P: O Depo-Testosterone pode afetar os padrões de sono?

A rotulagem oficial sugere precaução em doentes com apneia do sono pré-existente, uma vez que a testosterona pode agravar esta condição. Se a apneia do sono for agravada, esta situação pode levar a um sono mais interrompido e aos sintomas associados.

P: Os efeitos secundários do Depo-Testosterone são diferentes em adultos jovens e idosos?

Sim, grupos etários específicos apresentam riscos únicos referidos nos documentos regulamentares. Nos adolescentes, existe o risco de maturação óssea acelerada que pode limitar prematuramente a estatura em adulto. Nos adultos mais velhos, existe um risco acrescido de desenvolvimento ou agravamento de distúrbios prostáticos.

P: O que deve ser feito se uma reação no local da injeção for muito incómoda?
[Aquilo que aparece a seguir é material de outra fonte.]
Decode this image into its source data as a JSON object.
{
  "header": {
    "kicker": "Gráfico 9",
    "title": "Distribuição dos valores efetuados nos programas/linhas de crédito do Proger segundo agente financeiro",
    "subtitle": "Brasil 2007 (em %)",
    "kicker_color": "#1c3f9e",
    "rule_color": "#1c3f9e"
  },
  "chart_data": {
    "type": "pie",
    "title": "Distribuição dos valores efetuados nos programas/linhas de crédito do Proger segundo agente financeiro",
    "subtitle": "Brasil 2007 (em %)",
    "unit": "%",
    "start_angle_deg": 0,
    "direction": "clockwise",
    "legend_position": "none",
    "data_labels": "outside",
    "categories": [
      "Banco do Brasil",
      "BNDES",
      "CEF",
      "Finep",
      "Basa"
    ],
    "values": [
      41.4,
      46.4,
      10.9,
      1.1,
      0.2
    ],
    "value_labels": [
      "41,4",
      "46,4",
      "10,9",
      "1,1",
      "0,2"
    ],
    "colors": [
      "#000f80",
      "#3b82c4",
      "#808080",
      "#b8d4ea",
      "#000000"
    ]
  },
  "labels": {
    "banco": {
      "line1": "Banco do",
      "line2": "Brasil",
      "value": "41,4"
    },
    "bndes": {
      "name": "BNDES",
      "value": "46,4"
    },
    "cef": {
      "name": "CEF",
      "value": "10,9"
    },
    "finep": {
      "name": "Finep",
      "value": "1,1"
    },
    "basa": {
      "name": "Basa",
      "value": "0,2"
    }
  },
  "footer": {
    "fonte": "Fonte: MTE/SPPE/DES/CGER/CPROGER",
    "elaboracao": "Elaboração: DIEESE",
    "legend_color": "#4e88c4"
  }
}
Dor, vermelhidão ou hematomas no local da injeção são frequentemente relatados. Se estas reações forem graves, muito incómodas ou persistirem, a informação oficial para o doente indica que deve ser consultado um profissional de saúde.
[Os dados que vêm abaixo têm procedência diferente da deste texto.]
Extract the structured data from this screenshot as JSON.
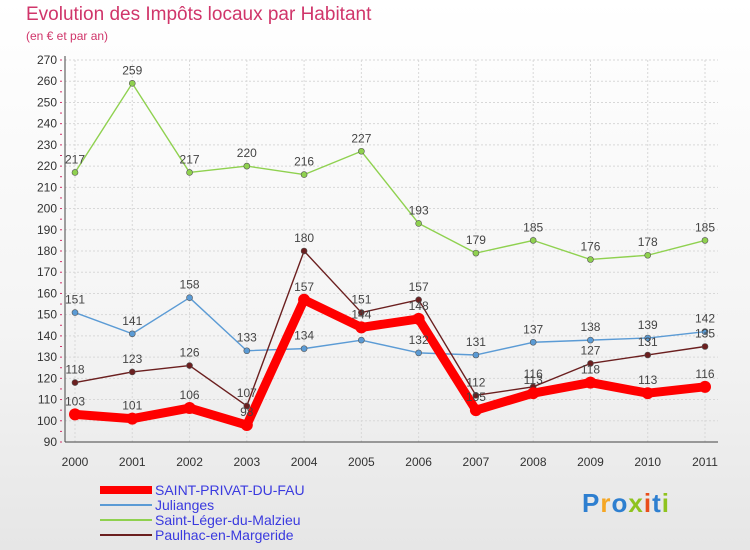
{
  "title": "Evolution des Impôts locaux par Habitant",
  "subtitle": "(en € et par an)",
  "logo_text": "Proxiti",
  "chart_data": {
    "type": "line",
    "x": [
      "2000",
      "2001",
      "2002",
      "2003",
      "2004",
      "2005",
      "2006",
      "2007",
      "2008",
      "2009",
      "2010",
      "2011"
    ],
    "ylim": [
      90,
      270
    ],
    "yticks": [
      90,
      100,
      110,
      120,
      130,
      140,
      150,
      160,
      170,
      180,
      190,
      200,
      210,
      220,
      230,
      240,
      250,
      260,
      270
    ],
    "grid": true,
    "legend_position": "bottom-left",
    "series": [
      {
        "name": "SAINT-PRIVAT-DU-FAU",
        "color": "#ff0000",
        "values": [
          103,
          101,
          106,
          98,
          157,
          144,
          148,
          105,
          113,
          118,
          113,
          116
        ],
        "labels": [
          "103",
          "101",
          "106",
          "98",
          "157",
          "144",
          "148",
          "105",
          "113",
          "118",
          "113",
          "116"
        ]
      },
      {
        "name": "Julianges",
        "color": "#5b9bd5",
        "values": [
          151,
          141,
          158,
          133,
          134,
          138,
          132,
          131,
          137,
          138,
          139,
          142
        ],
        "labels": [
          "151",
          "141",
          "158",
          "133",
          "134",
          "",
          "132",
          "131",
          "137",
          "138",
          "139",
          "142"
        ]
      },
      {
        "name": "Saint-Léger-du-Malzieu",
        "color": "#8fd14f",
        "values": [
          217,
          259,
          217,
          220,
          216,
          227,
          193,
          179,
          185,
          176,
          178,
          185
        ],
        "labels": [
          "217",
          "259",
          "217",
          "220",
          "216",
          "227",
          "193",
          "179",
          "185",
          "176",
          "178",
          "185"
        ]
      },
      {
        "name": "Paulhac-en-Margeride",
        "color": "#6b1f1f",
        "values": [
          118,
          123,
          126,
          107,
          180,
          151,
          157,
          112,
          116,
          127,
          131,
          135
        ],
        "labels": [
          "118",
          "123",
          "126",
          "107",
          "180",
          "151",
          "157",
          "112",
          "116",
          "127",
          "131",
          "135"
        ]
      }
    ]
  }
}
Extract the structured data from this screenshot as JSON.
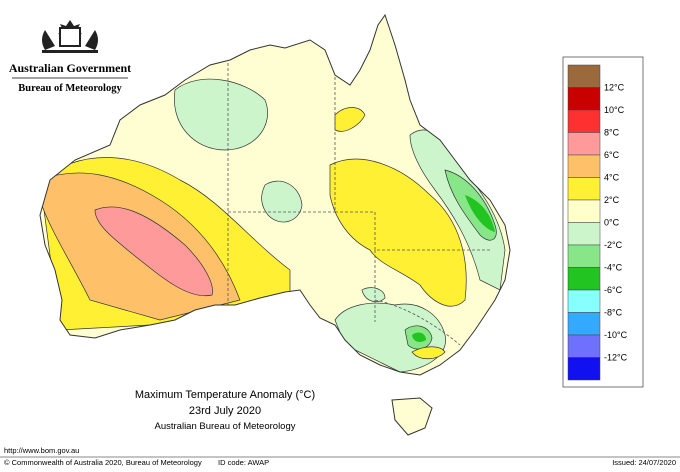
{
  "header": {
    "government": "Australian Government",
    "bureau": "Bureau of Meteorology"
  },
  "title": {
    "line1": "Maximum Temperature Anomaly (°C)",
    "line2": "23rd July 2020",
    "line3": "Australian Bureau of Meteorology"
  },
  "legend": {
    "colors": [
      "#9a6a3c",
      "#c80000",
      "#ff3030",
      "#ff9a9a",
      "#ffc06a",
      "#fff033",
      "#ffffcc",
      "#ccf5cc",
      "#88e688",
      "#22c422",
      "#88ffff",
      "#33aaff",
      "#7070ff",
      "#1010f0"
    ],
    "labels": [
      "12°C",
      "10°C",
      "8°C",
      "6°C",
      "4°C",
      "2°C",
      "0°C",
      "-2°C",
      "-4°C",
      "-6°C",
      "-8°C",
      "-10°C",
      "-12°C"
    ]
  },
  "footer": {
    "url": "http://www.bom.gov.au",
    "copyright": "© Commonwealth of Australia 2020, Bureau of Meteorology",
    "id_code": "ID code: AWAP",
    "issued": "Issued: 24/07/2020"
  }
}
P: Como é que o corpo processa ou elimina o Depo-Testosterone após a injeção?

O Depo-Testosterone é uma solução à base de óleo e o éster de testosterona é absorvido lentamente a partir do local da injeção. Os dados farmacocinéticos regulamentares indicam que o fármaco tem uma semivida de aproximadamente oito dias quando administrado por via intramuscular.

P: O Depo-Testosterone pode afetar a função renal ou hepática?

O medicamento é estritamente contraindicado em doentes com doença hepática (fígado) ou renal (rim) grave. Adicionalmente, o uso prolongado de doses elevadas pode potencialmente causar danos no fígado e alterações nos resultados dos testes de função hepática.

Como Depo-Testosterone deve ser armazenado e descartado?

Requisitos de Conservação e Eliminação

O Depo-Testosterone (cipionato de testosterona para injeção) deve ser conservado sob controlos ambientais e de segurança específicos, conforme definido na rotulagem regulamentar.

Condição Requisito
Temperatura Conservar entre 20° e 25°C (Temperatura Ambiente Controlada). Não refrigerar o frasco.
Proteção O produto deve ser protegido da luz e guardado fora da vista e do alcance das crianças; recomenda-se que esta substância controlada seja guardada sob chave.
Manuseamento Inspecione a solução quanto à presença de partículas; caso ocorra a formação de cristais, dissolva-os novamente através do aquecimento e agitação do frasco antes da utilização.

Eliminação

Qualquer porção não utilizada do medicamento que permaneça no frasco de dose única deve ser eliminada. A eliminação do recipiente, bem como das agulhas e seringas utilizadas, deve ser efetuada em conformidade com todos os regulamentos locais e nacionais.

Atenção! Sempre consulte um médico ou farmacêutico antes de usar pílulas ou medicamentos.